In particular, VarSome is also a thriving global Human Genomics Community of healthcare professionals and researchers sharing knowledge in the form of variant classifications, publication links, or discussions. VarSome users can exchange research note or even ask to be introduced to other users who wish to engage in a deeper collaboration.

One of the benefits of such a massive aggregated, harmonized and enriched database is that it can be applied in further downstream processes, such as automated variant classification according to the guidelines of the American College of Medical Genetics and Genomics (ACMG).

In 2015, the American College of Medical Genetics and Genomics (ACMG) and the Association for Molecular Pathology (AMP) published updated standards and guidelines for the clinical interpretation of sequence variants with respect to human diseases on the basis of 28 criteria [1]. However, variability between individual interpreters can be extensive because of reasons such as the different understandings of these guidelines and the lack of standard algorithms for implementing them.

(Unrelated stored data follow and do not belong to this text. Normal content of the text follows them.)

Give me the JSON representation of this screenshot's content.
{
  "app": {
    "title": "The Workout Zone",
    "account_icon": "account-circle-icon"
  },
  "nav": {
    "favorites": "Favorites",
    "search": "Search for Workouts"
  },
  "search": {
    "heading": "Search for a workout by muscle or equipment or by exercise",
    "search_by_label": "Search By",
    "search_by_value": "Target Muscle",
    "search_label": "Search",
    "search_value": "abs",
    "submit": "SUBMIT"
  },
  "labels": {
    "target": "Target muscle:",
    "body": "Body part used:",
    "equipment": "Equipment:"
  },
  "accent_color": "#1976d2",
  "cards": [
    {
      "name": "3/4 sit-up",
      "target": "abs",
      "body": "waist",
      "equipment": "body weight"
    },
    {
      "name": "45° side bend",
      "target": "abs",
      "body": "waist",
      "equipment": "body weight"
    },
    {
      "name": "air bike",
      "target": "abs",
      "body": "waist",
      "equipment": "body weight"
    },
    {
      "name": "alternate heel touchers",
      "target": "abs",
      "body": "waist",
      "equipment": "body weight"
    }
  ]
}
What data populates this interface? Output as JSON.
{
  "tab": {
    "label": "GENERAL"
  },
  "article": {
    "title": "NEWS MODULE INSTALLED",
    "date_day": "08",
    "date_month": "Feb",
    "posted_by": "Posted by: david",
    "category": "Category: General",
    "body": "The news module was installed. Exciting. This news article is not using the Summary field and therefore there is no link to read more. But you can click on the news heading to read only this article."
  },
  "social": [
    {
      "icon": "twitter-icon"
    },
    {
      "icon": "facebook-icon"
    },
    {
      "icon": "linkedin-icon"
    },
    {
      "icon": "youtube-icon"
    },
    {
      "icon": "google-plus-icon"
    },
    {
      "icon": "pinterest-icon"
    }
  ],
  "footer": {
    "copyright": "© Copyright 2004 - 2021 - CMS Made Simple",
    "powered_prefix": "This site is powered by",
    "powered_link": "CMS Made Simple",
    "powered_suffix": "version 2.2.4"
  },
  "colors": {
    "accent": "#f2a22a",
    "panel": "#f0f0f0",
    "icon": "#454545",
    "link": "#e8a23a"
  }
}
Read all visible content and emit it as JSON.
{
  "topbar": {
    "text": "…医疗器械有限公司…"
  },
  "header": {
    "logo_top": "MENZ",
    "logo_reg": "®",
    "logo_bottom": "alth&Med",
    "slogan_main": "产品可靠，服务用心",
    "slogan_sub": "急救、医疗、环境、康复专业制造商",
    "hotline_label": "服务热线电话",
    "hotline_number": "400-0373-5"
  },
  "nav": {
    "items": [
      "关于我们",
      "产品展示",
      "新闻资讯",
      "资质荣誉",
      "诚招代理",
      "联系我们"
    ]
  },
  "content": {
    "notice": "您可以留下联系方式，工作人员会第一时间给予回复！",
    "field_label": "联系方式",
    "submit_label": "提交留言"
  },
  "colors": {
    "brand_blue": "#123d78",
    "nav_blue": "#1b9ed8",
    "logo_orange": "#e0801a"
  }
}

To address these problems, VarSome has implemented 21 ACMG criteria for automated interpretation of the clinical significance of sequence variants with a manual adjustment step.

To this extent, the main aim of VarSome’s ACMG implementation is to correctly present the most salient data available and help the users to quickly identify those variants that require additional clinical scrutiny. The ACMG classification is provided for research and educational purposes only, as indeed are the ACMG guidelines themselves.